For the most part, when a politician takes their oath of office, they raise their right hand, place their left hand on the holy book of their choice, and swear to uphold the Constitution of the United States. Curiously, there's no constitutional requirement that an elected official take their oath of office on a holy book. In fact, John Quincy Adams allegedly took his oath of office on a book of laws, and Representative Kyrsten Sinema (D-AZ) the only member of Congress who lists her religion as "unaffiliated" took her oath on the Constitution.
But swearing on the Bible is still ubiquitous, especially among presidents, all of whom have been some form of Christian (plus JFK the Catholic). And lots of them, when they take the oath of office open the Bible to a passage that holds meeting to them. The practice has historical precedent, with George Washington taking his oath on an open page. Apparently, due to a bit of a rush, the book was opened to a random page, which means George Washington took the oath of office over Genesis 49:13 which reads:
"Zebulun shall dwell at the haven of the sea; and he shall be for an haven of ships; and his border shall be unto Zidon."
Inspiring stuff. The next time an inauguration had a confirmed open Bible was Abraham Lincoln's Second Inauguration, which appears to be confusingly opened to Matthew 7:1 (The famous "Judge not, that ye be not judged"), Matthew 18:7 and Revelations 16:7, verses that aren't gripping enough to bear repeating.

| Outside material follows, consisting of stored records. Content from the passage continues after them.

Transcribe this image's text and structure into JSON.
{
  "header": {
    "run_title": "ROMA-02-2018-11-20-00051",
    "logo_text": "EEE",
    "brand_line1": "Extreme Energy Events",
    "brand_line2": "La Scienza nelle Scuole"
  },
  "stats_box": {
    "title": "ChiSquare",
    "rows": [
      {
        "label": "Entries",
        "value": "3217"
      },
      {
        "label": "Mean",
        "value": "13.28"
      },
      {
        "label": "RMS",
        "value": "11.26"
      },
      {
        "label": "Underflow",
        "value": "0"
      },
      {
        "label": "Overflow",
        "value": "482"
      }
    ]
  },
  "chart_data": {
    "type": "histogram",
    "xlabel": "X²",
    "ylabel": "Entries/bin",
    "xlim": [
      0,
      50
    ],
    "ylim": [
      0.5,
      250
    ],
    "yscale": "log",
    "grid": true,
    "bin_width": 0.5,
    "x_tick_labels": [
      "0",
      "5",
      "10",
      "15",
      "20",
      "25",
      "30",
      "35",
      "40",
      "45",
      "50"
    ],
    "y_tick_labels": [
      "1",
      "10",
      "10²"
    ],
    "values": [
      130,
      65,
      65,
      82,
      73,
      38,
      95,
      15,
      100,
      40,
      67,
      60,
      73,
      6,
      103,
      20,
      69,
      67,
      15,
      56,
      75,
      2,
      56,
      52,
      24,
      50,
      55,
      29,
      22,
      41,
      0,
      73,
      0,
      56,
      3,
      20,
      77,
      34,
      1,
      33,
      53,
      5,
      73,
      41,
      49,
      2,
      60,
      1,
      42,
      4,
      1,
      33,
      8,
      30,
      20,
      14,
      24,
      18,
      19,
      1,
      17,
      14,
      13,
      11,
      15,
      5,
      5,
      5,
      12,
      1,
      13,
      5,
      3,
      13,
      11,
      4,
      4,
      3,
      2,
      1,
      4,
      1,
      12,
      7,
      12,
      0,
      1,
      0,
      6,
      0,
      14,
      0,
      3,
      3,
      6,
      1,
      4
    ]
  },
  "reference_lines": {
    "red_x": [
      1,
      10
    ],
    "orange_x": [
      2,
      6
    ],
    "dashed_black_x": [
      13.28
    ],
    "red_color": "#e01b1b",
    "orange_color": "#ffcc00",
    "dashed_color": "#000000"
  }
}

How did Lincoln have a bible open to three different passages? Probably using the same rhetorical and political skills that kept the Union together during and after a violent civil war. The world may never know.
With the hundreds and thousands of passages in the Bible, it's interesting to see which were repeated by multiple different people. Both Dwight D. Eisenhower and Ronald Regan used II Chronicles 7:14. Regan used the verse for both his inaugural elections, which states:
"If my people, which are called by my name, shall humble themselves, and pray, and seek my face, and turn from their wicked ways; then will I hear from heaven, and will forgive their sin, and will heal their land."
Franklin Roosevelt used the same passage for all four inagurations, I Corinthians 13, a passage most commonly used at weddings, and in the excellent 30 Rock episode:
"Love is patient and kind; love does not envy or boast; it is not arrogant or rude. It does not insist on its own way; it is not irritable or resentful; it does not rejoice at wrongdoing, but rejoices with the truth. Love bears all things, believes all things, hopes all things, endures all things."
Nixon twice opened his Bible to Isaiah 2:4, which states, among other things, "nation shall not lift up sword against nation, neither shall they learn war anymore." An ironic verse, given that Nixon presided over the bombing of Cambodia, but we can't all live up to the Bible verse we take the oath of office on.
I spent a lot of time Googling Bible quotes, and I think my favorite one is the Micah 6:8 chosen by both Jimmy Carter and Warren G. Harding which says:
"He hath shewed thee, O man, what is good; and what doth the Lord require of thee, but to do justly, and to love mercy, and to walk humbly with thy God?"
If our nation's leaders are going to take advice from a 2,000 year old book, that may be the best. One wonders why our presidents don't swear on the laws they're promising to uphold, but I think it's because everyone just wants to touch a famous Bible. And quite frankly, if that's the only chance I have to put my hand on Abraham Lincoln's Bible, I would take it.